患者被随机分配至持续竖脊肌平面阻滞组(通过神经周围导管持续输注0.25%罗哌卡因(5 ml/h),并结合程序化间歇性推注(最初24小时每6小时10 ml))或传统的基于阿片类药物的方案组(持续输注阿片类药物(2 μg/kg舒芬太尼和16 mg昂丹司琼用0.9%生理盐水稀释至100 ml),以2 ml/h的速度持续48小时)。主要结局是咳嗽时的总体镇痛效果,通过从麻醉后监护病房出院至术后48小时疼痛数字评定量表评分的曲线下面积累计值来量化。
分配至持续竖脊肌平面阻滞组患者的疼痛数字评定量表评分曲线下面积累计值不劣于分配至传统组的患者(平均差值 -0.99, 95%CI -11.97 - 9.98, p = 0.011)。分配至持续竖脊肌平面阻滞组的患者在术后24小时(中位数差值11, 95%CI 6 - 16, p < 0.001)和48小时(中位数差值10, 95%CI 7 - 15, p < 0.001)的恢复质量-15评分更高,同时术后肺部并发症减少(相对风险0.45, 95%CI 0.21 - 0.96, p = 0.031)。安全性结局方面,持续竖脊肌平面阻滞更具优势,术后恶心(相对风险0.17, 95%CI 0.04 - 0.73, p = 0.005)、干呕(相对风险0.11, 95%CI 0.02 - 0.89, p = 0.023)和头晕(相对风险0.22, 95%CI 0.07 - 0.72, p = 0.005)的发生率更低。
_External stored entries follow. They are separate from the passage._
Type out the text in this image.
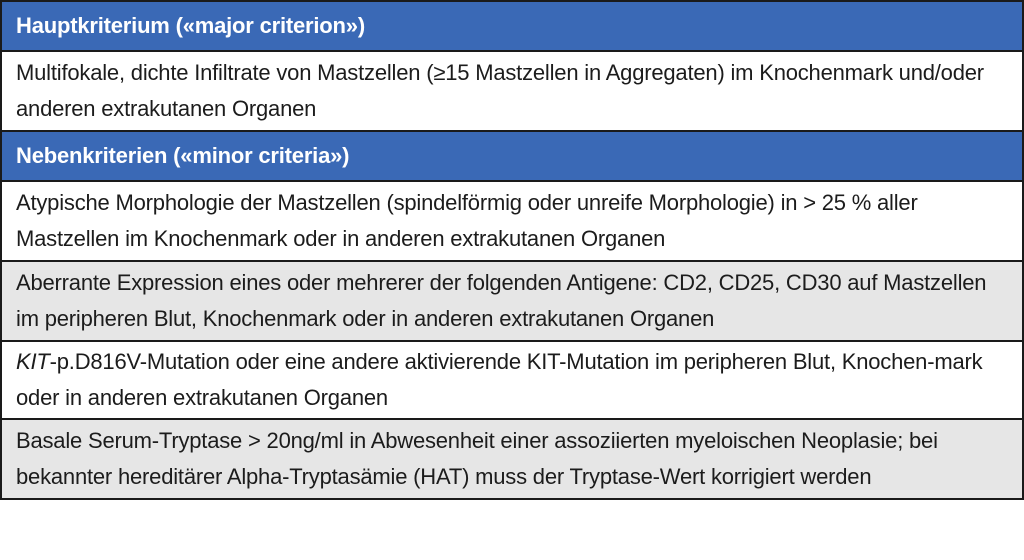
Hauptkriterium («major criterion»)
Multifokale, dichte Infiltrate von Mastzellen (≥15 Mastzellen in Aggregaten) im Knochenmark und/oder anderen extrakutanen Organen
Nebenkriterien («minor criteria»)
Atypische Morphologie der Mastzellen (spindelförmig oder unreife Morphologie) in > 25 % aller Mastzellen im Knochenmark oder in anderen extrakutanen Organen
Aberrante Expression eines oder mehrerer der folgenden Antigene: CD2, CD25, CD30 auf Mastzellen im peripheren Blut, Knochenmark oder in anderen extrakutanen Organen
KIT-p.D816V-Mutation oder eine andere aktivierende KIT-Mutation im peripheren Blut, Knochen-mark oder in anderen extrakutanen Organen
Basale Serum-Tryptase > 20ng/ml in Abwesenheit einer assoziierten myeloischen Neoplasie; bei bekannter hereditärer Alpha-Tryptasämie (HAT) muss der Tryptase-Wert korrigiert werden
电视辅助胸腔镜肺切除术后,持续竖脊肌平面阻滞与传统的基于阿片类药物的方案相比,能提供非劣效的术后镇痛效果,同时显著提高恢复质量并减少并发症。
在一种使用摄像头进行的肺部手术(称为电视辅助胸腔镜手术)后,患者通常会有很多疼痛。我们想看看一种特殊的止痛方法,称为“持续竖脊肌平面神经阻滞”,是否与常规的强效口服止痛药效果一样好。我们将患者分成两组。一组接受特殊阻滞,通过一根小管将止痛药(一种名为罗哌卡因的麻醉药)缓慢输入他们的背部,第一天每隔几个小时额外给药一次。另一组通过静脉滴注接受常规的强效止痛药(舒芬太尼,一种阿片类药物),持续两天。我们测量了他们咳嗽时的疼痛程度以及止痛药在前两天的效果。新的止痛方法(阻滞)在帮助止痛方面与常规止痛药效果一样好。但接受阻滞的患者总体感觉更好:他们恢复得更好;术后问题更少;感觉更舒服。他们的恶心、呕吐和头晕也更少。这种特殊的止痛阻滞在止痛方面对患者的帮助与常规阿片类药物一样大,但也帮助他们感觉更好、恢复更快且副作用更少。对于进行这种肺部手术的人来说,它可能是一个更好的选择。